Я сложил грязные бумажки вчетверо, ввосьмеро и упрятал в брючный
карман. Чернослив пересыпал из ящика в бушлат - карманы его давно были
вырваны на кисеты.
Куплю масла! Килограмм масла! И буду есть с хлебом, супом, кашей. И
сахару! И сумку достану у кого-нибудь - торбочку с бечевочным шнурком.
Непременная принадлежность всякого приличного заключенного из фраеров.
Блатные не ходят с торбочками.
Я вернулся в барак. Все лежали на нарах, только Ефремов сидел, положив
руки на остывшую печку, и тянулся лицом к исчезающему теплу, боясь
разогнуться, оторваться от печки.
- Что же не растопляешь?
Подошел дневальный.
- Ефремовское дежурство! Бригадир сказал: пусть где хочет, там и берет,
а чтоб дрова были. Я тебе спать все равно не дам.
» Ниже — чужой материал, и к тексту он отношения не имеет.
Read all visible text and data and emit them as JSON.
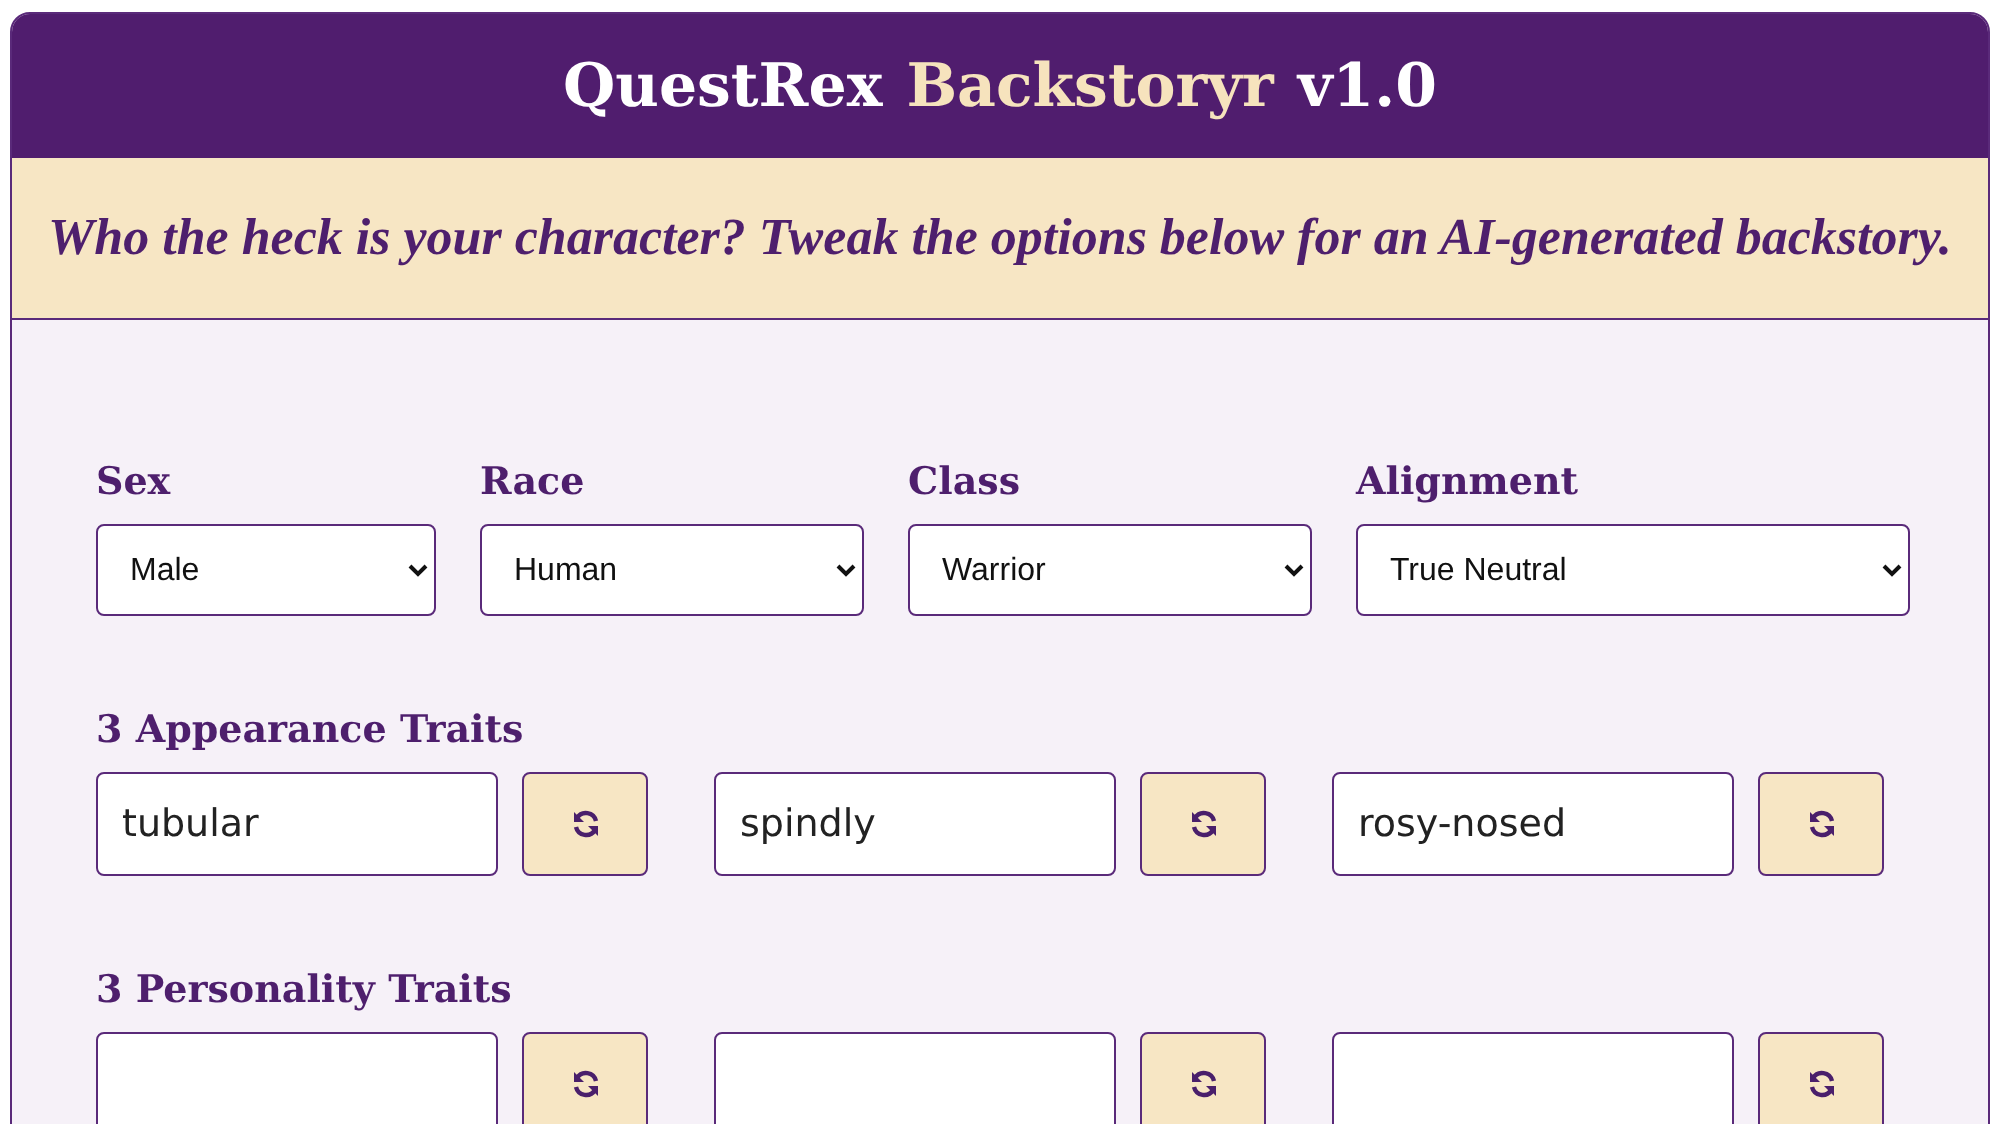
{
  "header": {
    "title_parts": [
      {
        "text": "QuestRex",
        "highlight": false
      },
      {
        "text": "Backstoryr",
        "highlight": true
      },
      {
        "text": "v1.0",
        "highlight": false
      }
    ]
  },
  "tagline": "Who the heck is your character? Tweak the options below for an AI-generated backstory.",
  "selects": [
    {
      "label": "Sex",
      "value": "Male"
    },
    {
      "label": "Race",
      "value": "Human"
    },
    {
      "label": "Class",
      "value": "Warrior"
    },
    {
      "label": "Alignment",
      "value": "True Neutral"
    }
  ],
  "trait_groups": [
    {
      "title": "3 Appearance Traits",
      "traits": [
        {
          "kind": "text",
          "value": "tubular"
        },
        {
          "kind": "text",
          "value": "spindly"
        },
        {
          "kind": "text",
          "value": "rosy-nosed"
        }
      ]
    },
    {
      "title": "3 Personality Traits",
      "traits": [
        {
          "kind": "blank"
        },
        {
          "kind": "blank"
        },
        {
          "kind": "blank"
        }
      ]
    }
  ]
}
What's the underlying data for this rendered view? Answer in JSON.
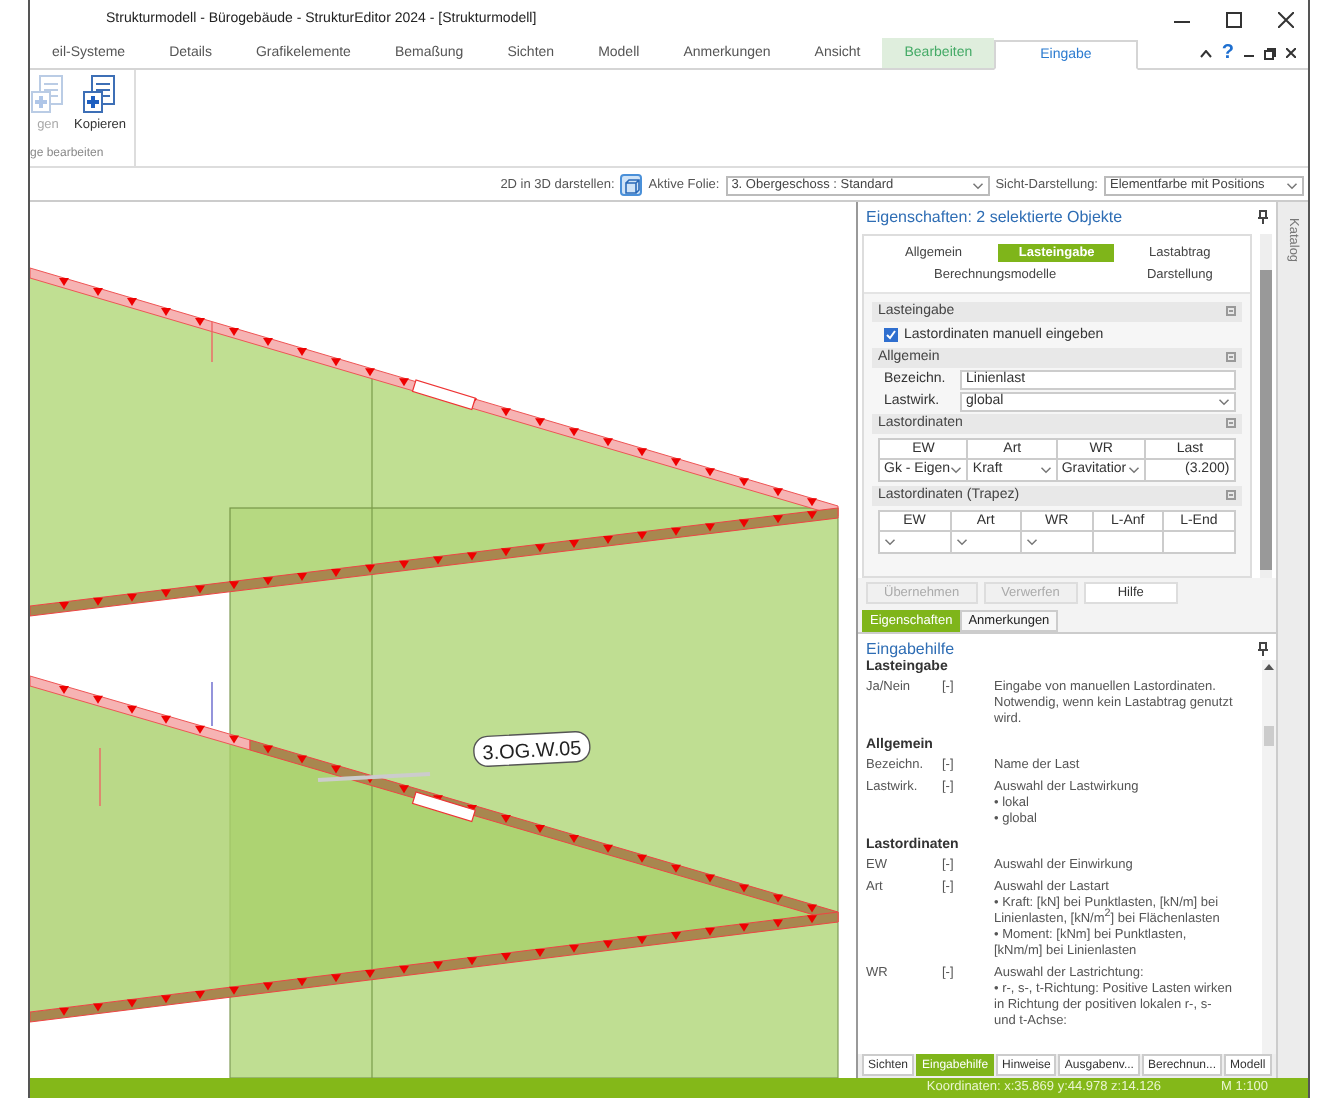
{
  "window": {
    "title": "Strukturmodell - Bürogebäude - StrukturEditor 2024 - [Strukturmodell]"
  },
  "ribbon_tabs": [
    {
      "label": "eil-Systeme",
      "selected": false,
      "kind": "normal"
    },
    {
      "label": "Details",
      "selected": false,
      "kind": "normal"
    },
    {
      "label": "Grafikelemente",
      "selected": false,
      "kind": "normal"
    },
    {
      "label": "Bemaßung",
      "selected": false,
      "kind": "normal"
    },
    {
      "label": "Sichten",
      "selected": false,
      "kind": "normal"
    },
    {
      "label": "Modell",
      "selected": false,
      "kind": "normal"
    },
    {
      "label": "Anmerkungen",
      "selected": false,
      "kind": "normal"
    },
    {
      "label": "Ansicht",
      "selected": false,
      "kind": "normal"
    },
    {
      "label": "Bearbeiten",
      "selected": false,
      "kind": "contextual"
    },
    {
      "label": "Eingabe",
      "selected": true,
      "kind": "normal"
    }
  ],
  "help_glyph": "?",
  "ribbon": {
    "buttons": [
      {
        "label": "gen",
        "disabled": true
      },
      {
        "label": "Kopieren",
        "disabled": false
      }
    ],
    "group_label": "ge bearbeiten"
  },
  "toolbar": {
    "view_2d_label": "2D in 3D darstellen:",
    "view_2d_on": true,
    "layer_label": "Aktive Folie:",
    "layer_value": "3. Obergeschoss : Standard",
    "display_label": "Sicht-Darstellung:",
    "display_value": "Elementfarbe mit Positions"
  },
  "drawing": {
    "wall_label": "3.OG.W.05"
  },
  "properties": {
    "title": "Eigenschaften: 2 selektierte Objekte",
    "tabs": [
      {
        "label": "Allgemein",
        "selected": false
      },
      {
        "label": "Lasteingabe",
        "selected": true
      },
      {
        "label": "Lastabtrag",
        "selected": false
      },
      {
        "label": "Berechnungsmodelle",
        "selected": false
      },
      {
        "label": "Darstellung",
        "selected": false
      }
    ],
    "load_input": {
      "heading": "Lasteingabe",
      "checkbox_label": "Lastordinaten manuell eingeben",
      "checked": true
    },
    "general": {
      "heading": "Allgemein",
      "fields": [
        {
          "label": "Bezeichn.",
          "value": "Linienlast",
          "kind": "text"
        },
        {
          "label": "Lastwirk.",
          "value": "global",
          "kind": "dropdown"
        }
      ]
    },
    "ordinates": {
      "heading": "Lastordinaten",
      "columns": [
        "EW",
        "Art",
        "WR",
        "Last"
      ],
      "row": [
        {
          "value": "Gk - Eigen",
          "kind": "dropdown"
        },
        {
          "value": "Kraft",
          "kind": "dropdown"
        },
        {
          "value": "Gravitatior",
          "kind": "dropdown"
        },
        {
          "value": "(3.200)",
          "kind": "text"
        }
      ]
    },
    "trapezoid": {
      "heading": "Lastordinaten (Trapez)",
      "columns": [
        "EW",
        "Art",
        "WR",
        "L-Anf",
        "L-End"
      ],
      "row": [
        {
          "kind": "dropdown"
        },
        {
          "kind": "dropdown"
        },
        {
          "kind": "dropdown"
        },
        {
          "kind": "text"
        },
        {
          "kind": "text"
        }
      ]
    },
    "buttons": [
      {
        "label": "Übernehmen",
        "disabled": true
      },
      {
        "label": "Verwerfen",
        "disabled": true
      },
      {
        "label": "Hilfe",
        "disabled": false
      }
    ]
  },
  "panel_tabs": [
    {
      "label": "Eigenschaften",
      "selected": true
    },
    {
      "label": "Anmerkungen",
      "selected": false
    }
  ],
  "side_tab": "Katalog",
  "help": {
    "title": "Eingabehilfe",
    "sections": [
      {
        "heading": "Lasteingabe",
        "entries": [
          {
            "term": "Ja/Nein",
            "unit": "[-]",
            "lines": [
              "Eingabe von manuellen Lastordinaten.",
              "Notwendig, wenn kein Lastabtrag genutzt",
              "wird."
            ]
          }
        ]
      },
      {
        "heading": "Allgemein",
        "entries": [
          {
            "term": "Bezeichn.",
            "unit": "[-]",
            "lines": [
              "Name der Last"
            ]
          },
          {
            "term": "Lastwirk.",
            "unit": "[-]",
            "lines": [
              "Auswahl der Lastwirkung",
              "• lokal",
              "• global"
            ]
          }
        ]
      },
      {
        "heading": "Lastordinaten",
        "entries": [
          {
            "term": "EW",
            "unit": "[-]",
            "lines": [
              "Auswahl der Einwirkung"
            ]
          },
          {
            "term": "Art",
            "unit": "[-]",
            "lines": [
              "Auswahl der Lastart",
              "• Kraft: [kN] bei Punktlasten, [kN/m] bei",
              "Linienlasten, [kN/m$^{2}$] bei Flächenlasten",
              "• Moment: [kNm] bei Punktlasten,",
              "[kNm/m] bei Linienlasten"
            ]
          },
          {
            "term": "WR",
            "unit": "[-]",
            "lines": [
              "Auswahl der Lastrichtung:",
              "• r-, s-, t-Richtung: Positive Lasten wirken",
              "in Richtung der positiven lokalen r-, s-",
              "und t-Achse:"
            ]
          }
        ]
      }
    ]
  },
  "bottom_tabs": [
    {
      "label": "Sichten",
      "selected": false
    },
    {
      "label": "Eingabehilfe",
      "selected": true
    },
    {
      "label": "Hinweise",
      "selected": false
    },
    {
      "label": "Ausgabenv...",
      "selected": false
    },
    {
      "label": "Berechnun...",
      "selected": false
    },
    {
      "label": "Modell",
      "selected": false
    }
  ],
  "status_bar": {
    "coordinates": "Koordinaten: x:35.869 y:44.978 z:14.126",
    "scale": "M 1:100"
  }
}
Иди, пока не поздно.
Ефремов выскользнул в дверь барака.
- Где ж твоя посылка?
- Ошиблись...
Я побежал к магазину. Шапаренко, завмаг, еще торговал. В магазине
никого не было.
- Шапаренко, мне хлеба и масла.
- Угробишь ты меня.
- Ну, возьми, сколько надо.
- Денег у меня видишь сколько? - сказал Шапаренко. - Что такой фитиль,
как ты, может дать? Бери хлеб и масло и отрывайся быстро.
Сахару я забыл попросить. Масла - килограмм. Хлеба - килограмм. Пойду к
Семену Шейнину. Шейнин был бывший референт Кирова, еще не расстрелянный в
это время. Мы с ним работали когда-то вместе, в одной бригаде, но судьба нас
развела.
Шейнин был в бараке.
- Давай есть. Масло, хлеб.
Голодные глаза Шейнина заблистали.
- Сейчас я кипятку...
- Да не надо кипятку!
- Нет, я сейчас. - И он исчез.
Тут же кто-то ударил меня по голове чем-то тяжелым, и, когда я вскочил,
пришел в себя, сумки не было. Все оставались на своих местах и смотрели на
меня со злобной радостью. Развлечение было лучшего сорта. В таких случаях
радовались вдвойне: во-первых, кому-то плохо, во-вторых, плохо не мне. Это
не зависть, нет...
Я не плакал. Я еле остался жив. Прошло тридцать лет, и я помню
отчетливо полутемный барак, злобные, радостные лица моих товарищей, сырое
полено на полу, бледные щеки Шейнина.
Я пришел снова в ларек. Я больше не просил масла и не спрашивал сахару.
Я выпросил хлеба, вернулся в барак, натаял снегу и стал варить чернослив.
Барак уже спал: стонал, хрипел и кашлял. Мы трое варили у печки каждый
свое: Синцов кипятил сбереженную от обеда корку хлеба, чтобы съесть ее,
вязкую, горячую, и чтобы выпить потом с жадностью горячую снеговую воду
пахнущую дождем и хлебом. А Губарев натолкал в котелок листьев "мерзлой
капусты - счастливец и хитрец. Капуста пахла, как лучший украинский борщ! А
я варил посылочный чернослив. Все мы не могли не глядеть в чужую посуду.